Sunday, January 18, 2009

Remembering MLK

Happy Martin Luther King, Jr. Day. What a monumental occasion that we celebrate the civil rights icon, and then the next day, watch on television as the first African-American is inaugurated into the office of the presidency. Martin Luther King, Jr. is a personal hero of mine, as I know he is for many others, because he was always willing to challenge the status quo in society with nonviolence, whether he was fighting for equal rights and treatment of all people or against the injustices of the Vietnam War. Some of my favorite MLK quotes actually come from later in his activist career when he became a vehement opponent of Vietnam. He gave the speech, “Beyond Vietnam,” on April 4, 1967, exactly one year to the date before he was assassinated. What he said in the speech is eerily similar to what could be said about our society today. Here are a few of my favorite excerpts:

“True compassion is more than flinging a coin to a beggar. It comes to see that an edifice which produces beggars needs restructuring.”

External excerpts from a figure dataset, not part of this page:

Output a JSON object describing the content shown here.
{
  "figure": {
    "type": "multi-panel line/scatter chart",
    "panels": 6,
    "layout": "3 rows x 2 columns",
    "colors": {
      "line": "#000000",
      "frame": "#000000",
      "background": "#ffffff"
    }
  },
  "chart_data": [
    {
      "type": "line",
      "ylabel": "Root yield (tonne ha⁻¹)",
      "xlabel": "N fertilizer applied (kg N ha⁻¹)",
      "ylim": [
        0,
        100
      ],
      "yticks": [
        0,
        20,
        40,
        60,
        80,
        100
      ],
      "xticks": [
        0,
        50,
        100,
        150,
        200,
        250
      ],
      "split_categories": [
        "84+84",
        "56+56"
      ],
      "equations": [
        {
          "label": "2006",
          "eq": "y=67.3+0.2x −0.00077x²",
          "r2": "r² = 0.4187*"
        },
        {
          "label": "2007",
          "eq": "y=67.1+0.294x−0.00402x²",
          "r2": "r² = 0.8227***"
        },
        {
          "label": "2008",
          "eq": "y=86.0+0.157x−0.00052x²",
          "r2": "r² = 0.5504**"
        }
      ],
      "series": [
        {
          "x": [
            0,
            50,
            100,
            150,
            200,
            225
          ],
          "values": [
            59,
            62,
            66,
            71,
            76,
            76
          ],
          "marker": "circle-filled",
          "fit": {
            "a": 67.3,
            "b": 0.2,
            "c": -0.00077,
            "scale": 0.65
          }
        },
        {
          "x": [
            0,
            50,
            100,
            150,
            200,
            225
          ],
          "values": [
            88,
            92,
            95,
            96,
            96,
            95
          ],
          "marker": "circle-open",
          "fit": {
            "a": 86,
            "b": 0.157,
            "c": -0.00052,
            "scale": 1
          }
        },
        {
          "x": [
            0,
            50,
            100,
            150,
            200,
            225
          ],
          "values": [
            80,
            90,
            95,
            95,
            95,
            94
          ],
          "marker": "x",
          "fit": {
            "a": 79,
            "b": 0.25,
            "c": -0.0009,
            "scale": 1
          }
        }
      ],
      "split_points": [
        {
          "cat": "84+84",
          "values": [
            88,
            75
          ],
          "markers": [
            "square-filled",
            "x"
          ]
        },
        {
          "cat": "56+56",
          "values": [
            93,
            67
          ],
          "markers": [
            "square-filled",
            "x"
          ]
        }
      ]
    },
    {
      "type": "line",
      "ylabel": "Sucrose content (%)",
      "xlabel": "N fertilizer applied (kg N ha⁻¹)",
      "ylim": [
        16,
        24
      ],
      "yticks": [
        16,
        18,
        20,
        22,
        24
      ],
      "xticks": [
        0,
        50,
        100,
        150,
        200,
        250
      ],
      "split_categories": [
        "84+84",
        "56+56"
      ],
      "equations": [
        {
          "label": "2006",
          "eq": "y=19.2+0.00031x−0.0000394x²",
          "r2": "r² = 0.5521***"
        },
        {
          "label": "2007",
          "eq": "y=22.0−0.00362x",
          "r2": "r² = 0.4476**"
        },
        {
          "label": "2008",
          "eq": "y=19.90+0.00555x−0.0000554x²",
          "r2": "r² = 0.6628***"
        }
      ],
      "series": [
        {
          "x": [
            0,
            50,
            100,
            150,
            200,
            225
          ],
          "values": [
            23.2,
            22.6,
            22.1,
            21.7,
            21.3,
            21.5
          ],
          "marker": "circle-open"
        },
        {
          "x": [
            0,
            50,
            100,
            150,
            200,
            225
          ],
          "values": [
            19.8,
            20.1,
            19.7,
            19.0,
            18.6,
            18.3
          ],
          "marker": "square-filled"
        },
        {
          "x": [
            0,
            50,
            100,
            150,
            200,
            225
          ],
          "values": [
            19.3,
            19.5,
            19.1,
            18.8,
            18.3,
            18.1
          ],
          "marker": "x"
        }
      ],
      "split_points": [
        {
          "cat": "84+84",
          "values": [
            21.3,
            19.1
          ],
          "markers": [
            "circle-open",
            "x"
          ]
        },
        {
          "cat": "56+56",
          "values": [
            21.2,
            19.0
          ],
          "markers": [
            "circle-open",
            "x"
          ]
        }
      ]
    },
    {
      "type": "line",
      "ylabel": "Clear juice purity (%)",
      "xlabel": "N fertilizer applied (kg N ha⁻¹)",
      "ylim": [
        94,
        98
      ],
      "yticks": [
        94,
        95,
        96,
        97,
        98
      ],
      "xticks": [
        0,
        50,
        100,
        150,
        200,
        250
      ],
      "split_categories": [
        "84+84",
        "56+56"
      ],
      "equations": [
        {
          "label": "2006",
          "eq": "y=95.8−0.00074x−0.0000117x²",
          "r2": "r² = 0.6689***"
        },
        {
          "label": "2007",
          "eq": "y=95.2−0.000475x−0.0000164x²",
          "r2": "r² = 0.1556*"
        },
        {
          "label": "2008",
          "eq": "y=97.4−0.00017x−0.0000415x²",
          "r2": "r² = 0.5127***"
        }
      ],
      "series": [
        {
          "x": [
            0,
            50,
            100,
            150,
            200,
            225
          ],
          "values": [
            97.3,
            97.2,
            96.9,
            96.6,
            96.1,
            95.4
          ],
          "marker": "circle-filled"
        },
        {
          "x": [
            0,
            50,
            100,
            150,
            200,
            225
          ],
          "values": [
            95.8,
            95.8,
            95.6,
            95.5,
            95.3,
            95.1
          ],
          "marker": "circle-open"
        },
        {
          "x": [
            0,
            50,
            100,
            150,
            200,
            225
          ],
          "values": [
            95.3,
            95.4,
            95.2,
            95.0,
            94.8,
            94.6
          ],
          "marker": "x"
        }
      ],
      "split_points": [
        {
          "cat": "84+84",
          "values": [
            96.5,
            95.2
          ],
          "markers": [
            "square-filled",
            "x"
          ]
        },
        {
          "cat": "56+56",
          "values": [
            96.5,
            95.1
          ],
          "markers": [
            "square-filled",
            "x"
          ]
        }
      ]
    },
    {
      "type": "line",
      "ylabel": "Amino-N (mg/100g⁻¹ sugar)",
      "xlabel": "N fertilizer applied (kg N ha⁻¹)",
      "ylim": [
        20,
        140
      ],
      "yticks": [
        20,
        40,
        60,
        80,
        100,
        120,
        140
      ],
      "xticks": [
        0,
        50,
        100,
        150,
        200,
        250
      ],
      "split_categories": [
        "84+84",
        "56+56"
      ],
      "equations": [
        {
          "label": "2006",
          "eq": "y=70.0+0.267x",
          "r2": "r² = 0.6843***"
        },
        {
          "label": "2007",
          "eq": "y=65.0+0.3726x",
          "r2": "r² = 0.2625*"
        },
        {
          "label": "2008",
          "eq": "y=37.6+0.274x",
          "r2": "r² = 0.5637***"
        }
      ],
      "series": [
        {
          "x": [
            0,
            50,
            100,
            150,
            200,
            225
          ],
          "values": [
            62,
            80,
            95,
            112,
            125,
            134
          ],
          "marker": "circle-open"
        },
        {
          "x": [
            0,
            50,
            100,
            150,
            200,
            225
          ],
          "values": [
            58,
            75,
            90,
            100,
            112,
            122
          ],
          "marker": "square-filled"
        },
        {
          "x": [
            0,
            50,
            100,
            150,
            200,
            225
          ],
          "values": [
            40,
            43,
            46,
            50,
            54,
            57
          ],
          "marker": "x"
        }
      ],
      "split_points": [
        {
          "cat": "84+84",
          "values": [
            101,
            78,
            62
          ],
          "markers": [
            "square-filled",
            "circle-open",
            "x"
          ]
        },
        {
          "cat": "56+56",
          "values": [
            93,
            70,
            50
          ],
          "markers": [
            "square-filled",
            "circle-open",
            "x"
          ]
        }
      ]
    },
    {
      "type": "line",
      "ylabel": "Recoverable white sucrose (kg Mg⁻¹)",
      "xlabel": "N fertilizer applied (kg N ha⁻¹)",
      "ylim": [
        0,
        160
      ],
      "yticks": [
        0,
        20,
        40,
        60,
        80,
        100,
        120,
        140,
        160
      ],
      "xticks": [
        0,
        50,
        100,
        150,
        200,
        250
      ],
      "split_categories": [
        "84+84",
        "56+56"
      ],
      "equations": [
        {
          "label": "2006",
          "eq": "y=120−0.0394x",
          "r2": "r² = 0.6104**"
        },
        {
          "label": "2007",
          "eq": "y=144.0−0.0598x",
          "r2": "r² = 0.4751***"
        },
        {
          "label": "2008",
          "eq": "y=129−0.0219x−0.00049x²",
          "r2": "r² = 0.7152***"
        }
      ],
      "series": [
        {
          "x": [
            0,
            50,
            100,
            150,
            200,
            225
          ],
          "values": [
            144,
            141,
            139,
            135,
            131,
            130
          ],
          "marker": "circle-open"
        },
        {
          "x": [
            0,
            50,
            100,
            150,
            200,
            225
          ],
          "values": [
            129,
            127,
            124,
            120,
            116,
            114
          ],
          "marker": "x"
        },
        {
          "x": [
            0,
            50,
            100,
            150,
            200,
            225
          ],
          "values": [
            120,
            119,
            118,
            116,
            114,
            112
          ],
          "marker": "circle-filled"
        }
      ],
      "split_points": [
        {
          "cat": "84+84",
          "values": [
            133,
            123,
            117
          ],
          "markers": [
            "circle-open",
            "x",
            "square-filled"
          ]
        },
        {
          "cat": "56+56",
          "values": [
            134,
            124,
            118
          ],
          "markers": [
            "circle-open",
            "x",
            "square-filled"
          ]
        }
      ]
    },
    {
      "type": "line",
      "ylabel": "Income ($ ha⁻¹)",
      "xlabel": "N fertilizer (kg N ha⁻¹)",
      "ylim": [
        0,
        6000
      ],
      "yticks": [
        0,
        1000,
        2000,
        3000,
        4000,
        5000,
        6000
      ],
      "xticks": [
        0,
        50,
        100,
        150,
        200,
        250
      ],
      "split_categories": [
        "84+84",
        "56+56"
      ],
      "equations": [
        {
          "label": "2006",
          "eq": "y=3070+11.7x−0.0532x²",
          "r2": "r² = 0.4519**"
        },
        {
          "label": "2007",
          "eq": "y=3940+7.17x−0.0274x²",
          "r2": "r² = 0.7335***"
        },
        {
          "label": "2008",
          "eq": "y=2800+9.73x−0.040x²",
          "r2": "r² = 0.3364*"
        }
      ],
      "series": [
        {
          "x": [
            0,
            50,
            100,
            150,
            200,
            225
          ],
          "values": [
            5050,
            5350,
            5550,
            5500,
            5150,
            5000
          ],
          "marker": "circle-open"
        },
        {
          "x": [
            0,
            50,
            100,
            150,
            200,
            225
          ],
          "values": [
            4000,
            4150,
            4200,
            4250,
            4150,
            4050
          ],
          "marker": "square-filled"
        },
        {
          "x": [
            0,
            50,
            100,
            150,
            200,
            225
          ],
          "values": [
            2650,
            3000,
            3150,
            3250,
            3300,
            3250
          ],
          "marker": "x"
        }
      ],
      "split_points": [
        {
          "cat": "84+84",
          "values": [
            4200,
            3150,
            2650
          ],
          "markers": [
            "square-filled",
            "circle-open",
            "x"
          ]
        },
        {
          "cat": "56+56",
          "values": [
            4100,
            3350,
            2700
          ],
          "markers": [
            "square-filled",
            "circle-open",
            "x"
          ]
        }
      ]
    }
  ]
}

“A nation that continues year after year to spend more money on military defense than on programs of social uplift is approaching spiritual death.”

“A true revolution of values will soon look uneasily on the glaring contrast of poverty and wealth.”

“We must rapidly begin the shift from a thing-oriented society to a person-oriented society. When machines and computers, profit motives and property rights, are considered more important than people, the giant triplets of racism, extreme materialism, and militarism are incapable of being conquered.”

“The Western arrogance of feeling that it has everything to teach others and nothing to learn from them is not just.”